Power Steering Selesai Dibongkar Enggak Asal Bisa Dipakai, Wajib Spooring

Irsyaad Wijaya,Ryan Fasha - Kamis, 5 November 2020 | 15:00 WIB

Ilustrasi power steering tengah diservis (Irsyaad Wijaya,Ryan Fasha - )

Otomotifnet.com - Power steering akan mengalami keausan di beberapa komponennya jika sudah berumur.

Seperti as rack steer dan bushing yang aus sampai bocor sil, kerap kali menjadi biang permasalahan.

Setelah selesai bongkar power steering juga enggak langsung asal pakai lho, ada yang harus dilakukan yakni spooring.

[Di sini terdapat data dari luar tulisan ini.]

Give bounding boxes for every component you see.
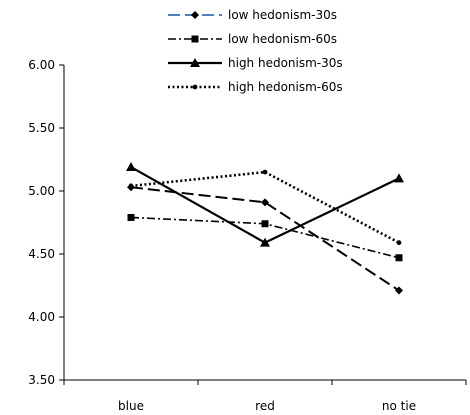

Spooring atau wheel alignment adalah meluruskan kembali posisi roda agar selaras lagi seperti setelan pabrikan.

Baca Juga: Gigi As Rack Steer Power Steering Aus, Gejala Bisa Dirasakan Saat Pegang Setir

komponen bagian dalam pompa power steering hidraulis

Ini sangat dibutuhkan setelah perbaikan power steering karena saat perakitan pasti ada komponen yang berubah setelannya.

"Benar, setelah pembongkaran, perbaikan dan perakitan power steering pasti akan mengubah setelan kelurusan roda," buka Budhi, pemilik bengkel spesialis power steering Intan Motor 77.

"Kelurusan roda terhadap setir yang berubah ini harus dikalibrasi ulang dengan melakukan spooring," tambah pria yang bengkelnya di Jl. Harapan Indah, Bekasi.

Dengan spooring yang sekarang ini umumnya sudah mengadopsi teknologi digital bisa mengembalikan posisi roda bagian depan.

Bila tidak melakukan spooring setelah perbaikan power steering bisa menyebabkan laju mobil tidak akan lurus.

Demikian juga dengan keausan ban yang tidak merata sehingga akan menyebabkan masalah dalam jangka panjang.

"Sebaiknya segera lakukan spooring setelah power steering selesai diperbaiki," sebutnya.